Relationships are made up of habits, of shared situations that reinforce the bond of love that unites two people.

This means that in some cases, some couples may be able to function “on their own” simply because they manage to reach a state where these habits are already a spontaneous part of everyday life. But in other cases, problems and conflicts arise that can be solved by modifying these shared routines.

If you are interested in this last topic, read on, because we will give a review of the keys to making couples work .

The main keys to making couples work

The first thing to do is to assume that you are not in total control of what is going on in your relationship. This is important, because it is one thing to do your best to make the bond as strong as possible, not to adopt a controlling attitude over the other person.

Therefore, all the key ideas that we will see below must always be applied from consensus and constant communication , because if this is not the case, the situation will not only improve but will get worse.
Let’s look at the tips for making relationships work.

1. Make your expectations clear

If it is not clear what everyone wants and expects from the relationship, many conflicts, some of them serious, are inevitable. It is therefore essential to communicate this honestly and directly, without leaving too much room for ambiguity.

2. Bet on assertiveness

For the relationship to work, it must be symmetrical: neither person should have more power over the other. To do this, it is essential to adopt an assertive communication style.

And what exactly is assertive communication? Basically, in expressing everything that has to be expressed, without bowing down to the fear of what others may think or of making someone angry or sad ; and doing so respecting the other, even though what has to be said may be painful.

This balance makes marriages and dating relationships stronger, because none of the people involved has to carry the burden of holding back ideas, beliefs and feelings for what they believe is the common good.

3. Establish the commitments

Any love relationship, because it demands sacrifices with long-term objectives, requires a series of commitments. That is why they must be established and clarified, so that both of you always take them into account in the same way. This avoids many marriage and relationship crises that would have been easily avoidable .

4. Highlight the positive

It is not healthy to ignore the positive aspects of the relationship and only talk about the negative ones. In order to have a global vision of what is going on and at the same time express love for the other, it is worth showing that satisfaction when the other person does something we like.

5. Spend time together… quality

Living in the same house does not make a relationship stronger. In fact, if there is no communication or show of affection, it can generate animosity and indifference towards the person we fall in love with.

Therefore, it is important to make efforts to enjoy time together in which you can find meaningful ways to talk, express affection, have contact, and have intimacy.

6. Apply EQ to discussions

It’s normal to argue from time to time. What you can do in these cases is not to lose sight of what the nature of your love relationship is, and not to fall into a struggle of egos to see who is right. Accept that we can feel frustrated and angry momentarily, but that no one wins by attacking the other .
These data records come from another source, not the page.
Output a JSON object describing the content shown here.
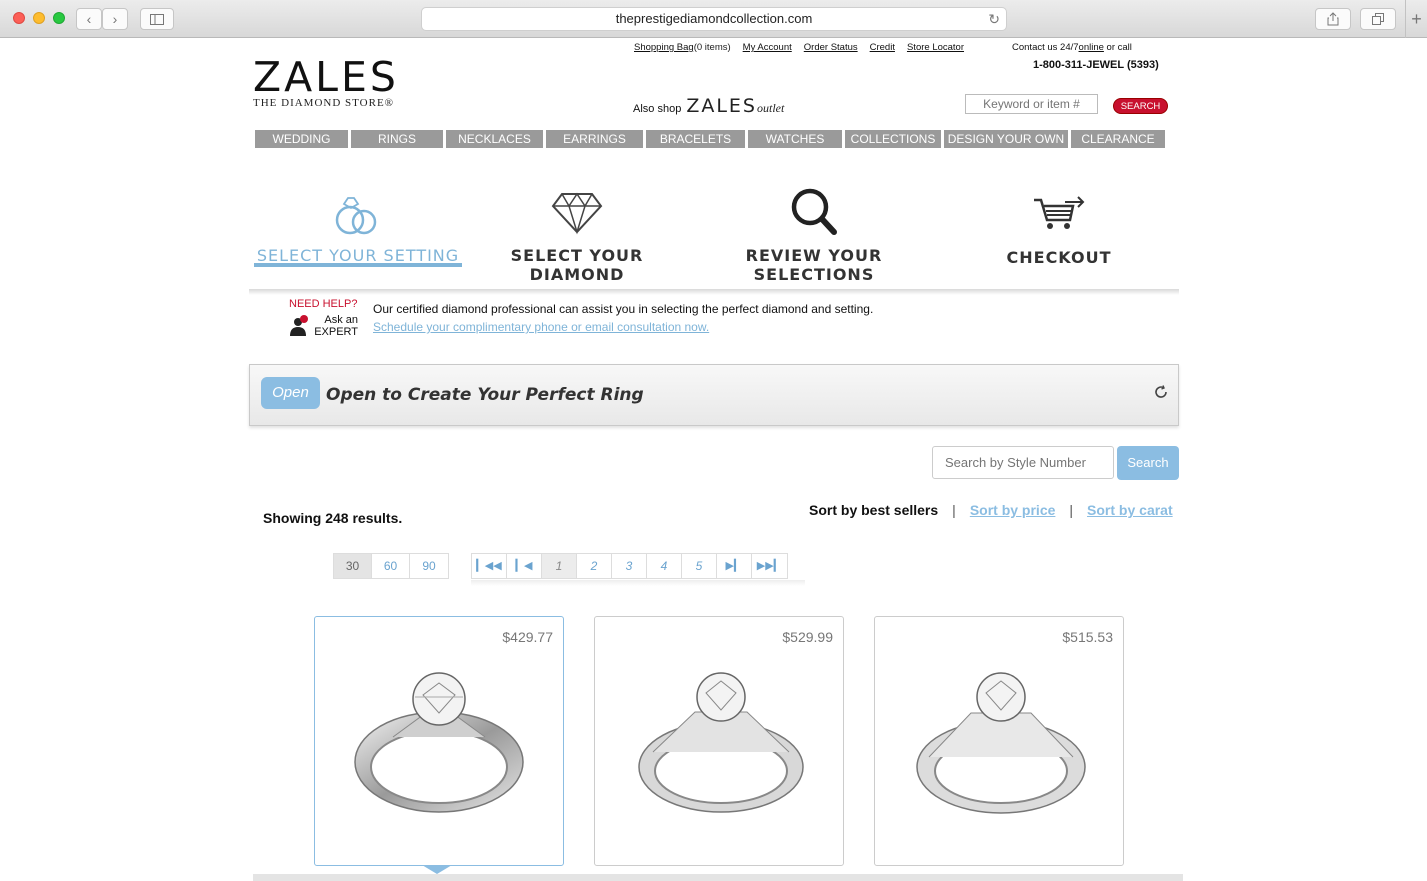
{
  "browser": {
    "url": "theprestigediamondcollection.com"
  },
  "header": {
    "logo_main": "ZALES",
    "logo_sub": "THE DIAMOND STORE®",
    "toplinks": {
      "shopping_bag": "Shopping Bag",
      "bag_count": "(0 items)",
      "my_account": "My Account",
      "order_status": "Order Status",
      "credit": "Credit",
      "store_locator": "Store Locator"
    },
    "contact_prefix": "Contact us 24/7",
    "contact_link": "online",
    "contact_suffix": " or call",
    "phone": "1-800-311-JEWEL (5393)",
    "also_shop": "Also shop",
    "outlet_brand": "ZALES",
    "outlet_word": "outlet",
    "search_placeholder": "Keyword or item #",
    "search_button": "SEARCH"
  },
  "nav": [
    "WEDDING",
    "RINGS",
    "NECKLACES",
    "EARRINGS",
    "BRACELETS",
    "WATCHES",
    "COLLECTIONS",
    "DESIGN YOUR OWN",
    "CLEARANCE"
  ],
  "steps": {
    "select_setting": "SELECT YOUR SETTING",
    "select_diamond": "SELECT YOUR DIAMOND",
    "review": "REVIEW YOUR SELECTIONS",
    "checkout": "CHECKOUT"
  },
  "help": {
    "need_help": "NEED HELP?",
    "ask_line1": "Ask an",
    "ask_line2": "EXPERT",
    "text": "Our certified diamond professional can assist you in selecting the perfect diamond and setting.",
    "link": "Schedule your complimentary phone or email consultation now."
  },
  "accordion": {
    "open_label": "Open",
    "title": "Open to Create Your Perfect Ring"
  },
  "style_search": {
    "placeholder": "Search by Style Number",
    "button": "Search"
  },
  "results_text": "Showing 248 results.",
  "sort": {
    "best_sellers": "Sort by best sellers",
    "price": "Sort by price",
    "carat": "Sort by carat",
    "separator": "|"
  },
  "per_page": [
    "30",
    "60",
    "90"
  ],
  "pages": [
    "1",
    "2",
    "3",
    "4",
    "5"
  ],
  "products": [
    {
      "price": "$429.77"
    },
    {
      "price": "$529.99"
    },
    {
      "price": "$515.53"
    }
  ],
  "colors": {
    "accent_blue": "#8bbde2",
    "brand_red": "#c8102e",
    "nav_gray": "#9a9a9a"
  }
}
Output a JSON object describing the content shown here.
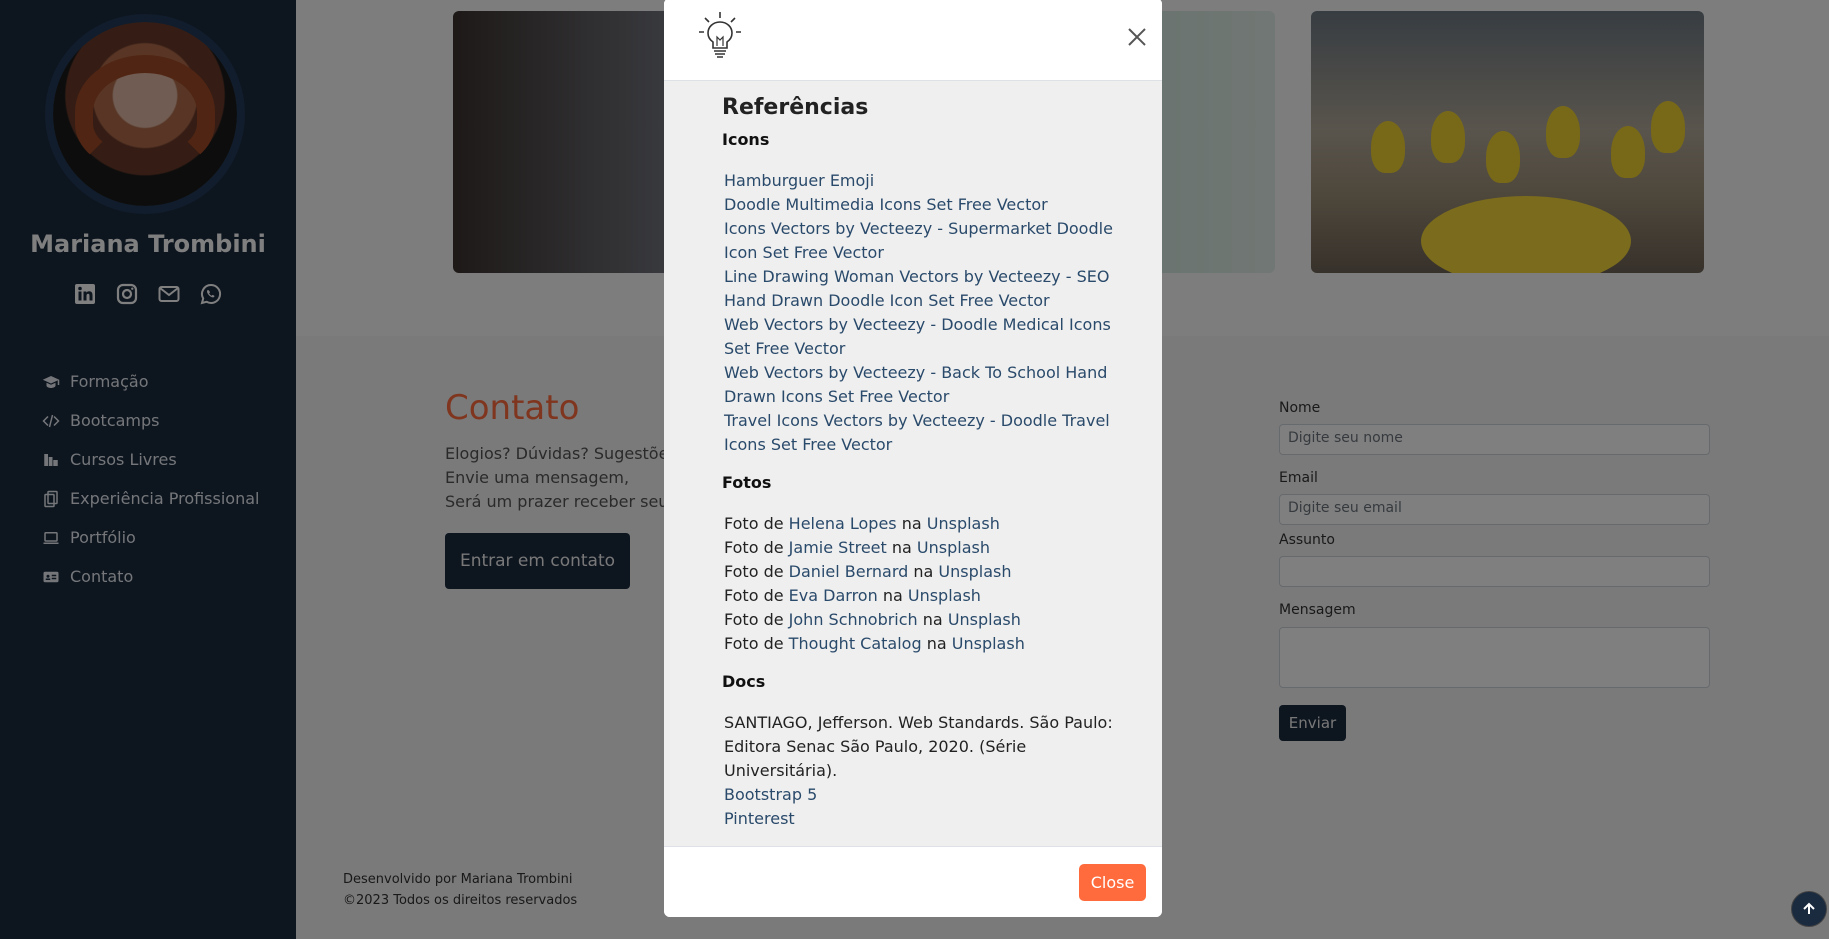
{
  "sidebar": {
    "name": "Mariana Trombini",
    "social": [
      "linkedin-icon",
      "instagram-icon",
      "mail-icon",
      "whatsapp-icon"
    ],
    "items": [
      {
        "label": "Formação",
        "icon": "graduation-cap-icon"
      },
      {
        "label": "Bootcamps",
        "icon": "code-icon"
      },
      {
        "label": "Cursos Livres",
        "icon": "books-icon"
      },
      {
        "label": "Experiência Profissional",
        "icon": "briefcase-icon"
      },
      {
        "label": "Portfólio",
        "icon": "laptop-icon"
      },
      {
        "label": "Contato",
        "icon": "id-card-icon"
      }
    ]
  },
  "contato": {
    "title": "Contato",
    "line1": "Elogios? Dúvidas? Sugestões?",
    "line2": "Envie uma mensagem,",
    "line3": "Será um prazer receber seu fe",
    "button": "Entrar em contato"
  },
  "form": {
    "name_label": "Nome",
    "name_placeholder": "Digite seu nome",
    "email_label": "Email",
    "email_placeholder": "Digite seu email",
    "subject_label": "Assunto",
    "message_label": "Mensagem",
    "submit": "Enviar"
  },
  "footer": {
    "line1": "Desenvolvido por Mariana Trombini",
    "line2": "©2023 Todos os direitos reservados"
  },
  "modal": {
    "title": "Referências",
    "icons_heading": "Icons",
    "icons": [
      "Hamburguer Emoji",
      "Doodle Multimedia Icons Set Free Vector",
      "Icons Vectors by Vecteezy - Supermarket Doodle Icon Set Free Vector",
      "Line Drawing Woman Vectors by Vecteezy - SEO Hand Drawn Doodle Icon Set Free Vector",
      "Web Vectors by Vecteezy - Doodle Medical Icons Set Free Vector",
      "Web Vectors by Vecteezy - Back To School Hand Drawn Icons Set Free Vector",
      "Travel Icons Vectors by Vecteezy - Doodle Travel Icons Set Free Vector"
    ],
    "photos_heading": "Fotos",
    "photo_prefix": "Foto de",
    "photo_mid": "na",
    "photo_source": "Unsplash",
    "photos": [
      "Helena Lopes",
      "Jamie Street",
      "Daniel Bernard",
      "Eva Darron",
      "John Schnobrich",
      "Thought Catalog"
    ],
    "docs_heading": "Docs",
    "doc_citation": "SANTIAGO, Jefferson. Web Standards. São Paulo: Editora Senac São Paulo, 2020. (Série Universitária).",
    "doc_links": [
      "Bootstrap 5",
      "Pinterest"
    ],
    "close_label": "Close"
  },
  "colors": {
    "sidebar": "#1a2a3f",
    "accent": "#ff6b3d",
    "link": "#2a4a6b"
  }
}
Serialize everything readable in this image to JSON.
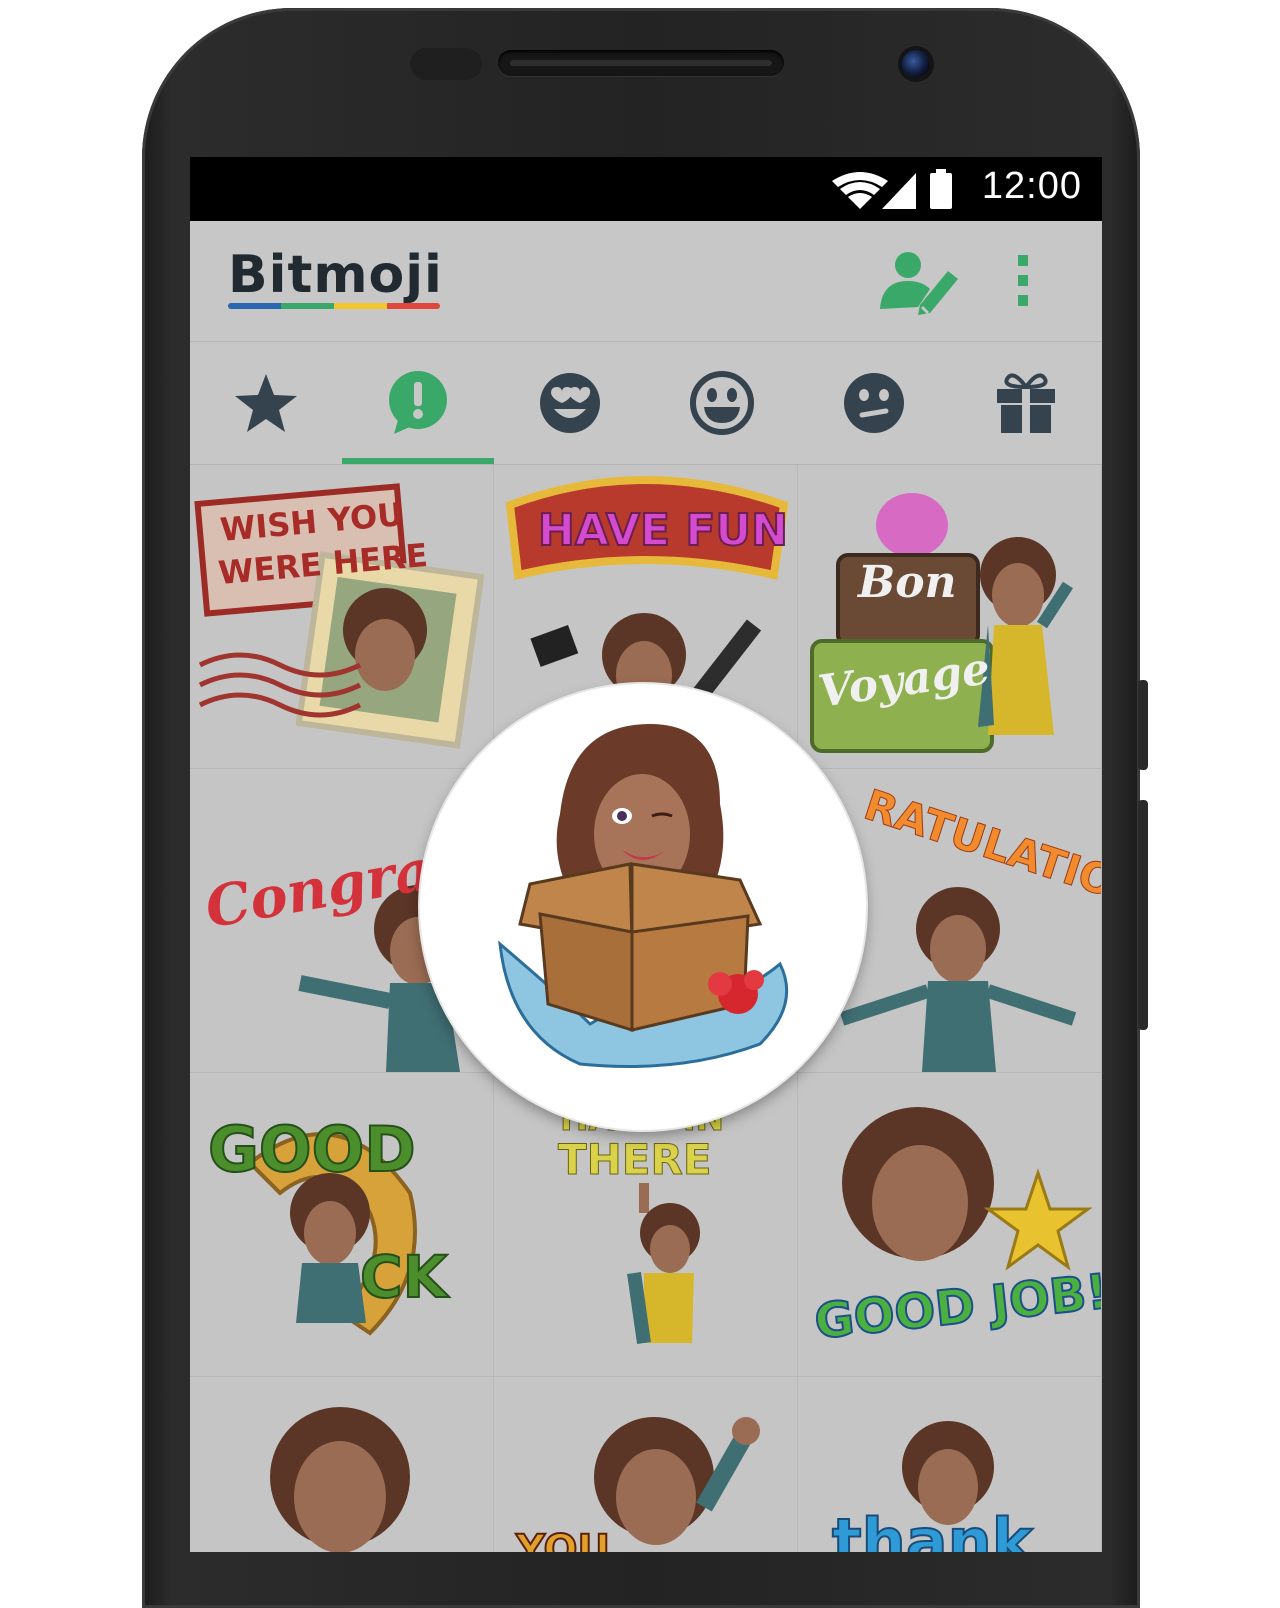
{
  "status": {
    "time": "12:00"
  },
  "app": {
    "title": "Bitmoji"
  },
  "icons": {
    "wifi": "wifi-icon",
    "signal": "signal-icon",
    "battery": "battery-icon",
    "avatar_edit": "avatar-edit-icon",
    "overflow": "overflow-menu-icon"
  },
  "tabs": [
    {
      "icon": "star-icon",
      "selected": false
    },
    {
      "icon": "speech-bubble-icon",
      "selected": true
    },
    {
      "icon": "heart-eyes-face-icon",
      "selected": false
    },
    {
      "icon": "grinning-face-icon",
      "selected": false
    },
    {
      "icon": "meh-face-icon",
      "selected": false
    },
    {
      "icon": "gift-icon",
      "selected": false
    }
  ],
  "stickers": {
    "s1": {
      "line1": "WISH YOU",
      "line2": "WERE HERE"
    },
    "s2": {
      "text": "HAVE FUN"
    },
    "s3": {
      "line1": "Bon",
      "line2": "Voyage"
    },
    "s4": {
      "text": "Congrats"
    },
    "s6": {
      "text": "RATULATIONS"
    },
    "s7": {
      "line1": "GOOD",
      "line2": "CK"
    },
    "s8": {
      "line1": "HANG IN",
      "line2": "THERE"
    },
    "s9": {
      "text": "GOOD JOB!"
    },
    "s11": {
      "text": "YOU"
    },
    "s12": {
      "text": "thank"
    }
  },
  "colors": {
    "accent": "#3aa869",
    "icon_dark": "#34434d",
    "logo_stripe": [
      "#2b67b0",
      "#3aa869",
      "#f3c72b",
      "#e0473c"
    ]
  }
}
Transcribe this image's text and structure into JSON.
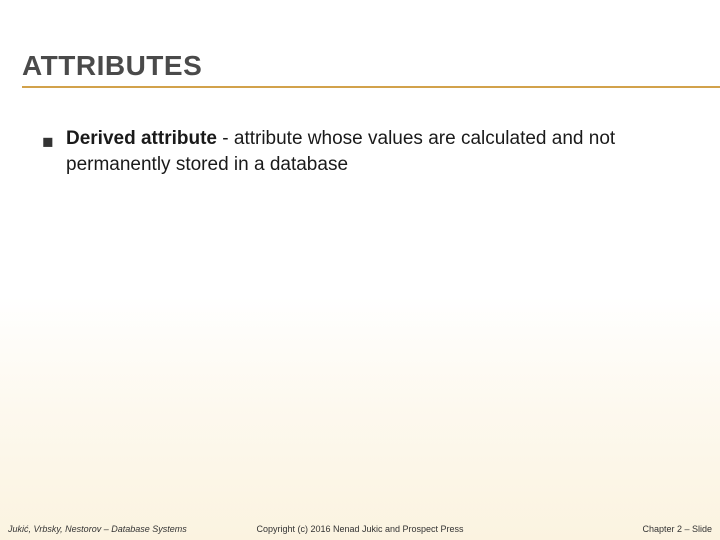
{
  "title": "ATTRIBUTES",
  "bullet": {
    "term": "Derived attribute",
    "separator": " - ",
    "definition": "attribute whose values are calculated and not permanently stored in a database"
  },
  "footer": {
    "left": "Jukić, Vrbsky, Nestorov – Database Systems",
    "center": "Copyright (c) 2016 Nenad Jukic and Prospect Press",
    "right": "Chapter 2 – Slide"
  }
}
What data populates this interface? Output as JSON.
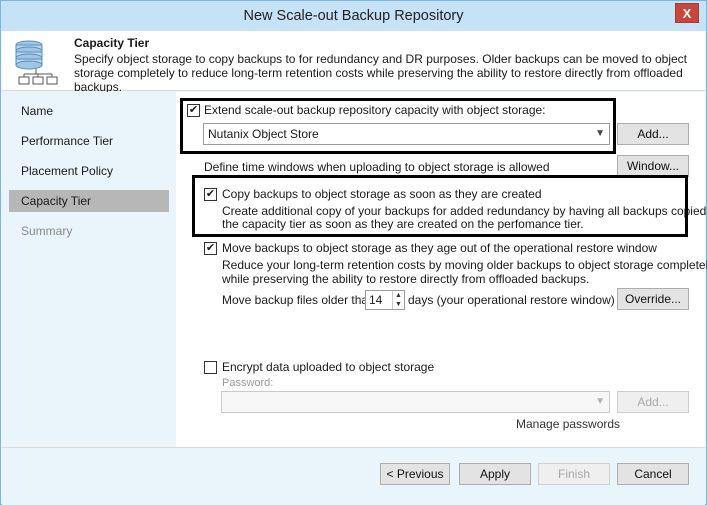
{
  "window": {
    "title": "New Scale-out Backup Repository",
    "close_glyph": "X"
  },
  "header": {
    "icon": "repository-icon",
    "title": "Capacity Tier",
    "description": "Specify object storage to copy backups to for redundancy and DR purposes. Older backups can be moved to object storage completely to reduce long-term retention costs while preserving the ability to restore directly from offloaded backups."
  },
  "sidebar": {
    "items": [
      {
        "label": "Name"
      },
      {
        "label": "Performance Tier"
      },
      {
        "label": "Placement Policy"
      },
      {
        "label": "Capacity Tier"
      },
      {
        "label": "Summary"
      }
    ],
    "active_index": 3
  },
  "main": {
    "extend_checkbox": {
      "label": "Extend scale-out backup repository capacity with object storage:",
      "checked": true
    },
    "object_store_select": {
      "value": "Nutanix Object Store"
    },
    "add_button": "Add...",
    "time_windows_label": "Define time windows when uploading to object storage is allowed",
    "window_button": "Window...",
    "copy_checkbox": {
      "label": "Copy backups to object storage as soon as they are created",
      "desc_line1": "Create additional copy of your backups for added redundancy by having all backups copied to",
      "desc_line2": "the capacity tier as soon as they are created on the perfomance tier.",
      "checked": true
    },
    "move_checkbox": {
      "label": "Move backups to object storage as they age out of the operational restore window",
      "desc_line1": "Reduce your long-term retention costs by moving older backups to object storage completely",
      "desc_line2": "while preserving the ability to restore directly from offloaded backups.",
      "checked": true
    },
    "move_older_label": "Move backup files older than",
    "move_older_days": "14",
    "days_label": "days (your operational restore window)",
    "override_button": "Override...",
    "encrypt_checkbox": {
      "label": "Encrypt data uploaded to object storage",
      "checked": false
    },
    "password_label": "Password:",
    "password_select": {
      "value": ""
    },
    "password_add_button": "Add...",
    "manage_passwords": "Manage passwords"
  },
  "footer": {
    "previous_button": "< Previous",
    "apply_button": "Apply",
    "finish_button": "Finish",
    "cancel_button": "Cancel"
  },
  "colors": {
    "window_bg": "#eaf4fb",
    "titlebar": "#c5e2f6",
    "close": "#c8463d",
    "active_nav": "#b7b7b7"
  }
}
So when you think you are too angry to adopt constructive thinking in the face of conflict, stop arguing and clear your head. When everything is due to a communication breakdown, first clarify what has happened, give the other person a chance to explain. And when the cause of the discussion is not an objective fact but an assumption, treat it as such.

7. Support yourself by taking into account your strengths and weaknesses

Finding a good fit in the relationship is, among other things, knowing how we can help the other. Therefore, it is a good idea to have identified the vulnerabilities of the other, to offer support when these become apparent .

8. Counting on each other for important plans

Many people wait too long before communicating important decisions to their partner. Not only does this create resentment, it also causes problems due to lack of coordination.

9. Respect each other’s space

Not everything has to be shared . It is very common to need time alone, without the company of the other, to think, create or assimilate emotions. Therefore, these moments of introspection should be respected.

10. Accept the help

Just because conflicts and crises may arise in a relationship does not mean that there is a rule that you should face these problems alone. Couple’s therapy carried out by psychologists is an option to take into account , since in these sessions you can learn the keys to redirect the situation avoiding to feed the drama and adopting a constructive and empathic point of view.

Bibliographic references:

  • Fisher, H. (2004). Why We Love: the nature and chemistry of romantic love.
  • Loye, D.S. (2000). Darwin’s Lost Theory of Love: A Healing Vision for the 21st Century. Bloomington: iUniverse.